Neither mode is right or wrong. The choice depends on whether the price target represents a fixed decision or a moving calculation.

How to verify

Create two identical exits — one with lock_prices = true and one with lock_prices = false (or omitted). Use a price expression that changes each bar (like a moving average offset). Observe the behavior:

• The latched exit's working price should freeze at the value it had when the trigger first fired. It will not change on subsequent bars.

• The non-latched exit's price should update every bar as the expression recalculates.

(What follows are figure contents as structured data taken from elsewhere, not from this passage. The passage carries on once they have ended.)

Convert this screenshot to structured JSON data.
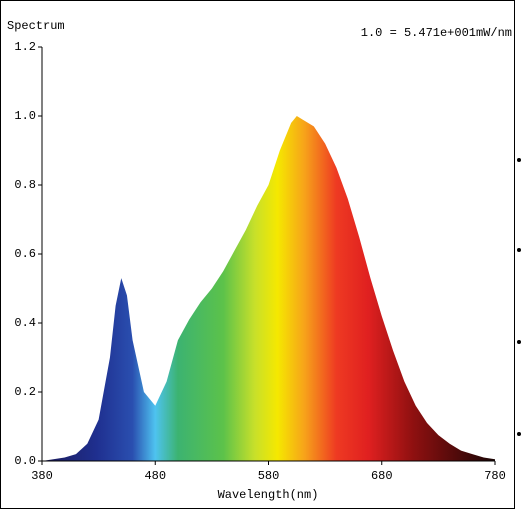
{
  "chart_data": {
    "type": "area",
    "title": "Spectrum",
    "annotation": "1.0 = 5.471e+001mW/nm",
    "x_label": "Wavelength(nm)",
    "x": [
      380,
      390,
      400,
      410,
      420,
      430,
      440,
      445,
      450,
      455,
      460,
      470,
      480,
      490,
      500,
      510,
      520,
      530,
      540,
      550,
      560,
      570,
      580,
      590,
      600,
      605,
      610,
      620,
      630,
      640,
      650,
      660,
      670,
      680,
      690,
      700,
      710,
      720,
      730,
      740,
      750,
      760,
      770,
      780
    ],
    "values": [
      0.0,
      0.005,
      0.01,
      0.02,
      0.05,
      0.12,
      0.3,
      0.45,
      0.53,
      0.48,
      0.35,
      0.2,
      0.16,
      0.23,
      0.35,
      0.41,
      0.46,
      0.5,
      0.55,
      0.61,
      0.67,
      0.74,
      0.8,
      0.9,
      0.98,
      1.0,
      0.99,
      0.97,
      0.92,
      0.85,
      0.76,
      0.65,
      0.53,
      0.42,
      0.32,
      0.23,
      0.16,
      0.11,
      0.075,
      0.05,
      0.03,
      0.02,
      0.01,
      0.005
    ],
    "xlim": [
      380,
      780
    ],
    "xticks": [
      380,
      480,
      580,
      680,
      780
    ],
    "ylim": [
      0,
      1.2
    ],
    "yticks": [
      {
        "value": 0,
        "label": "0.0"
      },
      0.2,
      0.4,
      0.6,
      0.8,
      {
        "value": 1,
        "label": "1.0"
      },
      1.2
    ]
  }
}
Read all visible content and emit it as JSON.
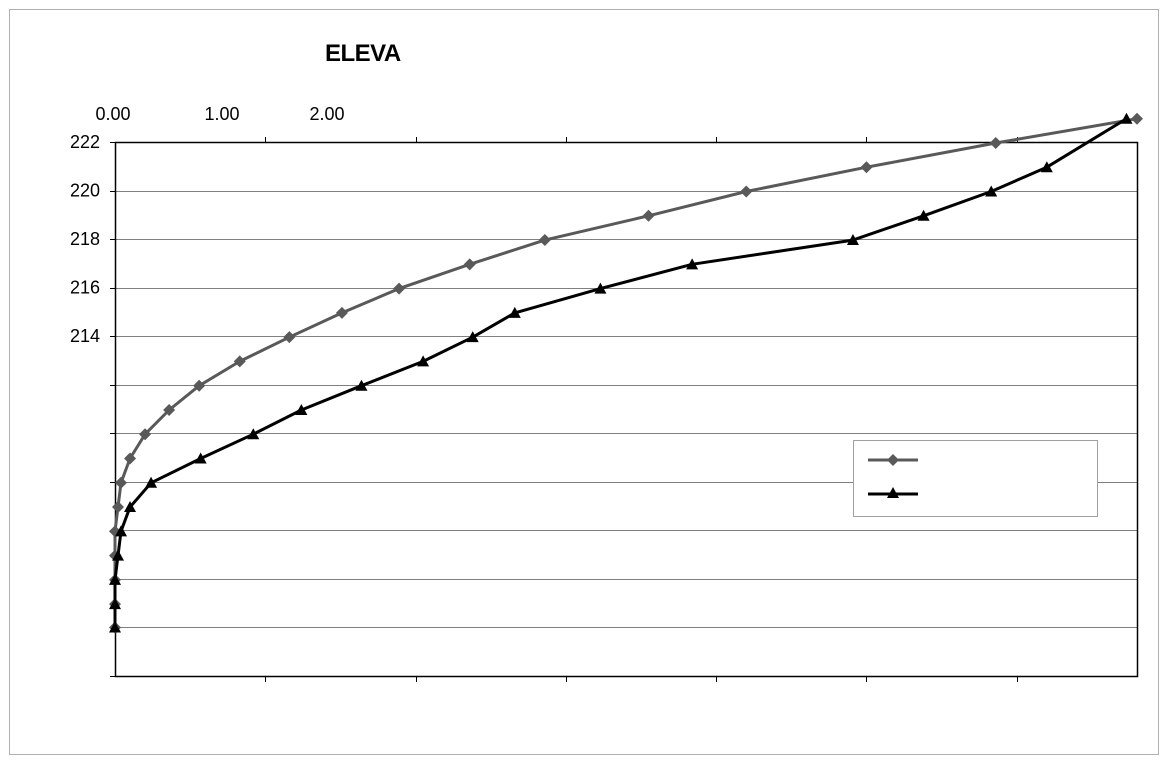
{
  "chart_data": {
    "type": "line",
    "title": "ELEVA",
    "xlabel": "",
    "ylabel": "",
    "x_tick_labels": [
      "0.00",
      "1.00",
      "2.00"
    ],
    "y_tick_labels": [
      "222",
      "220",
      "218",
      "216",
      "214"
    ],
    "ylim": [
      200,
      222
    ],
    "xlim": [
      0,
      6.8
    ],
    "grid": "horizontal",
    "legend_position": "right",
    "colors": {
      "series1": "#595959",
      "series2": "#000000",
      "grid": "#808080",
      "frame": "#000000"
    },
    "series": [
      {
        "marker": "diamond",
        "points": [
          [
            0.0,
            202
          ],
          [
            0.0,
            202.96
          ],
          [
            0.0,
            203.96
          ],
          [
            0.0,
            204.96
          ],
          [
            0.0,
            205.96
          ],
          [
            0.02,
            206.96
          ],
          [
            0.04,
            207.96
          ],
          [
            0.1,
            208.96
          ],
          [
            0.2,
            209.96
          ],
          [
            0.36,
            210.96
          ],
          [
            0.56,
            211.96
          ],
          [
            0.83,
            212.96
          ],
          [
            1.16,
            213.96
          ],
          [
            1.51,
            214.96
          ],
          [
            1.89,
            215.96
          ],
          [
            2.36,
            216.96
          ],
          [
            2.86,
            217.96
          ],
          [
            3.55,
            218.96
          ],
          [
            4.2,
            219.96
          ],
          [
            5.0,
            220.96
          ],
          [
            5.86,
            221.96
          ],
          [
            6.8,
            222.96
          ]
        ]
      },
      {
        "marker": "triangle",
        "points": [
          [
            0.0,
            202
          ],
          [
            0.0,
            202.96
          ],
          [
            0.0,
            203.96
          ],
          [
            0.02,
            204.96
          ],
          [
            0.04,
            205.96
          ],
          [
            0.1,
            206.96
          ],
          [
            0.24,
            207.96
          ],
          [
            0.57,
            208.96
          ],
          [
            0.92,
            209.96
          ],
          [
            1.24,
            210.96
          ],
          [
            1.64,
            211.96
          ],
          [
            2.05,
            212.96
          ],
          [
            2.38,
            213.96
          ],
          [
            2.66,
            214.96
          ],
          [
            3.23,
            215.96
          ],
          [
            3.84,
            216.96
          ],
          [
            4.91,
            217.96
          ],
          [
            5.38,
            218.96
          ],
          [
            5.83,
            219.96
          ],
          [
            6.2,
            220.96
          ],
          [
            6.73,
            222.96
          ]
        ]
      }
    ]
  }
}
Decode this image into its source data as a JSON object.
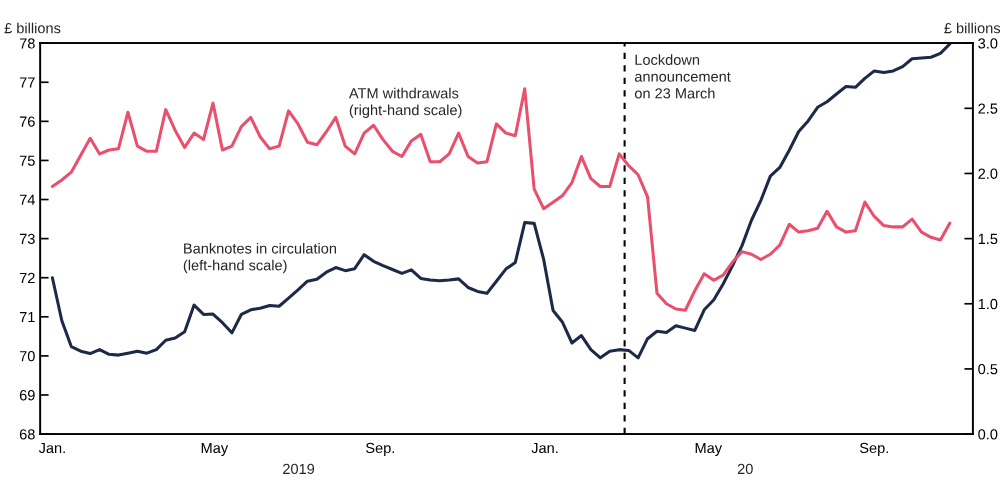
{
  "chart_data": {
    "type": "line",
    "ylabel": "£ billions",
    "y2label": "£ billions",
    "x": [
      "2019-01-15",
      "2019-01-22",
      "2019-01-29",
      "2019-02-05",
      "2019-02-12",
      "2019-02-19",
      "2019-02-26",
      "2019-03-05",
      "2019-03-12",
      "2019-03-19",
      "2019-03-26",
      "2019-04-02",
      "2019-04-09",
      "2019-04-16",
      "2019-04-23",
      "2019-04-30",
      "2019-05-07",
      "2019-05-14",
      "2019-05-21",
      "2019-05-28",
      "2019-06-04",
      "2019-06-11",
      "2019-06-18",
      "2019-06-25",
      "2019-07-02",
      "2019-07-09",
      "2019-07-16",
      "2019-07-23",
      "2019-07-30",
      "2019-08-06",
      "2019-08-13",
      "2019-08-20",
      "2019-08-27",
      "2019-09-03",
      "2019-09-10",
      "2019-09-17",
      "2019-09-24",
      "2019-10-01",
      "2019-10-08",
      "2019-10-15",
      "2019-10-22",
      "2019-10-29",
      "2019-11-05",
      "2019-11-12",
      "2019-11-19",
      "2019-11-26",
      "2019-12-03",
      "2019-12-10",
      "2019-12-17",
      "2019-12-24",
      "2019-12-31",
      "2020-01-07",
      "2020-01-14",
      "2020-01-21",
      "2020-01-28",
      "2020-02-04",
      "2020-02-11",
      "2020-02-18",
      "2020-02-25",
      "2020-03-03",
      "2020-03-10",
      "2020-03-17",
      "2020-03-24",
      "2020-03-31",
      "2020-04-07",
      "2020-04-14",
      "2020-04-21",
      "2020-04-28",
      "2020-05-05",
      "2020-05-12",
      "2020-05-19",
      "2020-05-26",
      "2020-06-02",
      "2020-06-09",
      "2020-06-16",
      "2020-06-23",
      "2020-06-30",
      "2020-07-07",
      "2020-07-14",
      "2020-07-21",
      "2020-07-28",
      "2020-08-04",
      "2020-08-11",
      "2020-08-18",
      "2020-08-25",
      "2020-09-01",
      "2020-09-08",
      "2020-09-15",
      "2020-09-22",
      "2020-09-29",
      "2020-10-06",
      "2020-10-13",
      "2020-10-20",
      "2020-10-27",
      "2020-11-03",
      "2020-11-10"
    ],
    "series": [
      {
        "color": "#1c2a48",
        "values": [
          72.0,
          70.9,
          70.24,
          70.12,
          70.06,
          70.16,
          70.04,
          70.02,
          70.07,
          70.12,
          70.07,
          70.16,
          70.4,
          70.46,
          70.62,
          71.3,
          71.06,
          71.07,
          70.85,
          70.59,
          71.06,
          71.18,
          71.22,
          71.29,
          71.27,
          71.48,
          71.69,
          71.91,
          71.96,
          72.14,
          72.26,
          72.18,
          72.23,
          72.59,
          72.42,
          72.31,
          72.21,
          72.11,
          72.2,
          71.98,
          71.94,
          71.92,
          71.94,
          71.97,
          71.75,
          71.65,
          71.6,
          71.91,
          72.22,
          72.39,
          73.41,
          73.39,
          72.47,
          71.16,
          70.86,
          70.33,
          70.52,
          70.16,
          69.95,
          70.12,
          70.16,
          70.14,
          69.95,
          70.44,
          70.63,
          70.6,
          70.77,
          70.71,
          70.65,
          71.18,
          71.43,
          71.84,
          72.31,
          72.82,
          73.47,
          73.98,
          74.6,
          74.82,
          75.26,
          75.74,
          76.01,
          76.36,
          76.5,
          76.7,
          76.89,
          76.87,
          77.1,
          77.29,
          77.25,
          77.29,
          77.4,
          77.6,
          77.62,
          77.64,
          77.74,
          77.98
        ]
      },
      {
        "color": "#e8506e",
        "axis": "y2",
        "values": [
          1.9,
          1.95,
          2.01,
          2.14,
          2.27,
          2.15,
          2.18,
          2.19,
          2.47,
          2.21,
          2.17,
          2.17,
          2.49,
          2.33,
          2.2,
          2.31,
          2.26,
          2.54,
          2.18,
          2.21,
          2.36,
          2.43,
          2.28,
          2.19,
          2.21,
          2.48,
          2.38,
          2.24,
          2.22,
          2.32,
          2.43,
          2.21,
          2.15,
          2.31,
          2.37,
          2.26,
          2.17,
          2.13,
          2.25,
          2.3,
          2.09,
          2.09,
          2.15,
          2.31,
          2.13,
          2.08,
          2.09,
          2.38,
          2.31,
          2.29,
          2.65,
          1.88,
          1.73,
          1.78,
          1.83,
          1.93,
          2.13,
          1.96,
          1.9,
          1.9,
          2.15,
          2.06,
          1.99,
          1.82,
          1.08,
          1.0,
          0.96,
          0.95,
          1.1,
          1.23,
          1.18,
          1.22,
          1.32,
          1.4,
          1.38,
          1.34,
          1.38,
          1.45,
          1.61,
          1.55,
          1.56,
          1.58,
          1.71,
          1.59,
          1.55,
          1.56,
          1.78,
          1.67,
          1.6,
          1.59,
          1.59,
          1.65,
          1.55,
          1.51,
          1.49,
          1.62
        ]
      }
    ],
    "xlim": [
      "2019-01-06",
      "2020-11-27"
    ],
    "xticks": [
      {
        "value": "2019-01-15",
        "label": "Jan."
      },
      {
        "value": "2019-05-15",
        "label": "May"
      },
      {
        "value": "2019-09-15",
        "label": "Sep."
      },
      {
        "value": "2020-01-15",
        "label": "Jan."
      },
      {
        "value": "2020-05-15",
        "label": "May"
      },
      {
        "value": "2020-09-15",
        "label": "Sep."
      }
    ],
    "ylim": [
      68,
      78
    ],
    "yticks": [
      68,
      69,
      70,
      71,
      72,
      73,
      74,
      75,
      76,
      77,
      78
    ],
    "y2lim": [
      0,
      3
    ],
    "y2ticks": [
      {
        "value": 0,
        "label": "0.0"
      },
      {
        "value": 0.5,
        "label": "0.5"
      },
      {
        "value": 1,
        "label": "1.0"
      },
      {
        "value": 1.5,
        "label": "1.5"
      },
      {
        "value": 2,
        "label": "2.0"
      },
      {
        "value": 2.5,
        "label": "2.5"
      },
      {
        "value": 3,
        "label": "3.0"
      }
    ],
    "ref_lines": [
      {
        "axis": "x",
        "value": "2020-03-14",
        "label": "Lockdown\nannouncement\non 23 March",
        "color": "#000000",
        "line_style": "dashed"
      }
    ],
    "annotations": [
      "ATM withdrawals\n(right-hand scale)",
      "Banknotes in circulation\n(left-hand scale)",
      "2019",
      "20"
    ],
    "grid": false,
    "legend": false
  }
}
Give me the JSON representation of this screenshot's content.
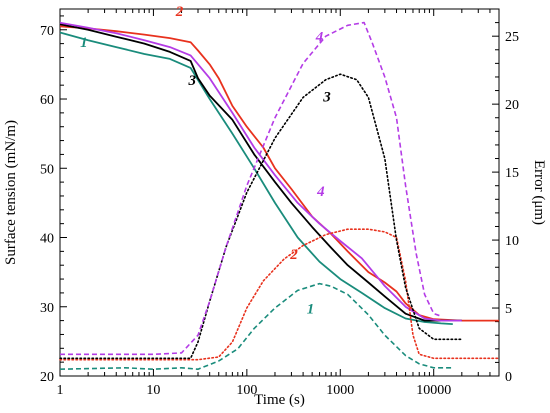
{
  "chart_data": {
    "type": "line",
    "xscale": "log",
    "xlabel": "Time (s)",
    "ylabel_left": "Surface tension (mN/m)",
    "ylabel_right": "Error (μm)",
    "xlim": [
      1,
      50000
    ],
    "ylim_left": [
      20,
      73
    ],
    "ylim_right": [
      0,
      27
    ],
    "x_ticks": [
      1,
      10,
      100,
      1000,
      10000
    ],
    "x_tick_labels": [
      "1",
      "10",
      "100",
      "1000",
      "10000"
    ],
    "y_left_ticks": [
      20,
      30,
      40,
      50,
      60,
      70
    ],
    "y_right_ticks": [
      0,
      5,
      10,
      15,
      20,
      25
    ],
    "grid": false,
    "legend": "none",
    "series": [
      {
        "name": "1",
        "axis": "left",
        "style": "solid",
        "color": "#1a8c7c",
        "points": [
          [
            1,
            69.6
          ],
          [
            2,
            68.5
          ],
          [
            4,
            67.5
          ],
          [
            8,
            66.5
          ],
          [
            15,
            65.8
          ],
          [
            25,
            64.5
          ],
          [
            40,
            60
          ],
          [
            70,
            55
          ],
          [
            120,
            50
          ],
          [
            200,
            45
          ],
          [
            350,
            40
          ],
          [
            600,
            36.5
          ],
          [
            1000,
            34
          ],
          [
            1700,
            32
          ],
          [
            3000,
            29.8
          ],
          [
            5000,
            28.3
          ],
          [
            8000,
            27.8
          ],
          [
            12000,
            27.6
          ],
          [
            16000,
            27.5
          ]
        ]
      },
      {
        "name": "2",
        "axis": "left",
        "style": "solid",
        "color": "#e8321e",
        "points": [
          [
            1,
            70.5
          ],
          [
            2,
            70.2
          ],
          [
            4,
            69.8
          ],
          [
            8,
            69.3
          ],
          [
            15,
            68.8
          ],
          [
            25,
            68.2
          ],
          [
            30,
            67
          ],
          [
            40,
            65
          ],
          [
            50,
            63
          ],
          [
            70,
            59
          ],
          [
            100,
            56
          ],
          [
            150,
            53
          ],
          [
            200,
            50
          ],
          [
            300,
            47
          ],
          [
            500,
            43
          ],
          [
            800,
            40.5
          ],
          [
            1200,
            38
          ],
          [
            2000,
            35
          ],
          [
            3000,
            33.5
          ],
          [
            4000,
            32.2
          ],
          [
            5000,
            30.5
          ],
          [
            7000,
            28.8
          ],
          [
            10000,
            28.2
          ],
          [
            20000,
            28
          ],
          [
            50000,
            28
          ]
        ]
      },
      {
        "name": "3",
        "axis": "left",
        "style": "solid",
        "color": "#000000",
        "points": [
          [
            1,
            70.8
          ],
          [
            2,
            70
          ],
          [
            4,
            69
          ],
          [
            8,
            68
          ],
          [
            15,
            66.8
          ],
          [
            25,
            65.5
          ],
          [
            30,
            63
          ],
          [
            40,
            60.5
          ],
          [
            70,
            57
          ],
          [
            120,
            52
          ],
          [
            200,
            48
          ],
          [
            300,
            45
          ],
          [
            500,
            41.5
          ],
          [
            800,
            38.5
          ],
          [
            1200,
            36
          ],
          [
            2000,
            33.5
          ],
          [
            3000,
            31.5
          ],
          [
            5000,
            29
          ],
          [
            8000,
            28
          ],
          [
            20000,
            28
          ]
        ]
      },
      {
        "name": "4",
        "axis": "left",
        "style": "solid",
        "color": "#b43ce6",
        "points": [
          [
            1,
            71
          ],
          [
            2,
            70.3
          ],
          [
            4,
            69.5
          ],
          [
            8,
            68.5
          ],
          [
            15,
            67.5
          ],
          [
            25,
            66.3
          ],
          [
            40,
            63
          ],
          [
            70,
            58
          ],
          [
            120,
            53
          ],
          [
            200,
            49
          ],
          [
            350,
            45
          ],
          [
            600,
            42
          ],
          [
            1000,
            39.5
          ],
          [
            1700,
            37
          ],
          [
            3000,
            33
          ],
          [
            5000,
            30
          ],
          [
            8000,
            28.3
          ],
          [
            12000,
            28
          ],
          [
            20000,
            28
          ]
        ]
      },
      {
        "name": "1",
        "axis": "right",
        "style": "dashed",
        "color": "#1a8c7c",
        "points": [
          [
            1,
            0.5
          ],
          [
            5,
            0.6
          ],
          [
            10,
            0.5
          ],
          [
            20,
            0.6
          ],
          [
            30,
            0.5
          ],
          [
            50,
            1.1
          ],
          [
            80,
            2
          ],
          [
            120,
            3.5
          ],
          [
            200,
            5
          ],
          [
            350,
            6.3
          ],
          [
            600,
            6.8
          ],
          [
            800,
            6.6
          ],
          [
            1200,
            6
          ],
          [
            2000,
            4.5
          ],
          [
            3000,
            3
          ],
          [
            5000,
            1.5
          ],
          [
            7000,
            0.9
          ],
          [
            10000,
            0.6
          ],
          [
            16000,
            0.6
          ]
        ]
      },
      {
        "name": "2",
        "axis": "right",
        "style": "dotted",
        "color": "#e8321e",
        "points": [
          [
            1,
            1.2
          ],
          [
            10,
            1.2
          ],
          [
            30,
            1.2
          ],
          [
            50,
            1.4
          ],
          [
            70,
            2.5
          ],
          [
            100,
            5
          ],
          [
            150,
            7
          ],
          [
            250,
            8.6
          ],
          [
            400,
            9.6
          ],
          [
            700,
            10.4
          ],
          [
            1200,
            10.8
          ],
          [
            2000,
            10.8
          ],
          [
            3000,
            10.6
          ],
          [
            4000,
            10.2
          ],
          [
            5000,
            7
          ],
          [
            6000,
            3
          ],
          [
            7000,
            1.6
          ],
          [
            10000,
            1.3
          ],
          [
            20000,
            1.3
          ],
          [
            50000,
            1.3
          ]
        ]
      },
      {
        "name": "3",
        "axis": "right",
        "style": "dotted",
        "color": "#000000",
        "points": [
          [
            1,
            1.3
          ],
          [
            10,
            1.3
          ],
          [
            25,
            1.3
          ],
          [
            30,
            2.5
          ],
          [
            40,
            5.5
          ],
          [
            60,
            9.5
          ],
          [
            100,
            13.5
          ],
          [
            200,
            17.5
          ],
          [
            400,
            20.5
          ],
          [
            700,
            21.8
          ],
          [
            1000,
            22.2
          ],
          [
            1500,
            21.8
          ],
          [
            2000,
            20.5
          ],
          [
            3000,
            16
          ],
          [
            4000,
            10
          ],
          [
            5000,
            6.5
          ],
          [
            7000,
            3.5
          ],
          [
            10000,
            2.7
          ],
          [
            20000,
            2.7
          ]
        ]
      },
      {
        "name": "4",
        "axis": "right",
        "style": "dashed",
        "color": "#b43ce6",
        "points": [
          [
            1,
            1.6
          ],
          [
            10,
            1.6
          ],
          [
            20,
            1.7
          ],
          [
            30,
            3
          ],
          [
            40,
            5.5
          ],
          [
            60,
            9.5
          ],
          [
            100,
            14
          ],
          [
            200,
            19
          ],
          [
            400,
            23
          ],
          [
            700,
            25
          ],
          [
            1200,
            25.8
          ],
          [
            1800,
            26
          ],
          [
            2200,
            24.5
          ],
          [
            3000,
            22
          ],
          [
            4000,
            19
          ],
          [
            5000,
            14
          ],
          [
            6500,
            9
          ],
          [
            8000,
            6
          ],
          [
            10000,
            4.6
          ],
          [
            12000,
            4.4
          ]
        ]
      }
    ],
    "labels": [
      {
        "text": "1",
        "color": "#1a8c7c",
        "x": 1.8,
        "y": 67.5,
        "axis": "left"
      },
      {
        "text": "2",
        "color": "#e8321e",
        "x": 19,
        "y": 72,
        "axis": "left"
      },
      {
        "text": "3",
        "color": "#000000",
        "x": 26,
        "y": 62,
        "axis": "left"
      },
      {
        "text": "4",
        "color": "#b43ce6",
        "x": 620,
        "y": 46,
        "axis": "left"
      },
      {
        "text": "1",
        "color": "#1a8c7c",
        "x": 480,
        "y": 4.6,
        "axis": "right"
      },
      {
        "text": "2",
        "color": "#e8321e",
        "x": 320,
        "y": 8.6,
        "axis": "right"
      },
      {
        "text": "3",
        "color": "#000000",
        "x": 720,
        "y": 20.2,
        "axis": "right"
      },
      {
        "text": "4",
        "color": "#b43ce6",
        "x": 600,
        "y": 24.6,
        "axis": "right"
      }
    ]
  }
}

Check the expression diagnostics to see the current value of each exit's price expression. For the latched exit, the diagnostic shows the recalculated value, but the working order uses the latched one. This is by design — the diagnostic tells you what the expression says now, not what the order is working at.

What not to assume

Do not assume that latching applies only to the first bar after trigger. The latch captures the price once and holds it for the entire lifetime of that working order. The latch is only cleared when the order fills, the position cycle resets, or the exit is cancelled. If you expected the latch to refresh periodically, it does not — you would need to structure your logic differently to achieve that.

Do not assume that the expression diagnostics show you the latched price. The diagnostic label shows the expression's current recalculated value — what the price would be if it were recalculated right now. The working order uses the latched value from when the trigger first fired. These two numbers will diverge over time, and the divergence is normal. If you are comparing the diagnostic value to the order in the trade list and they do not match, this is probably why.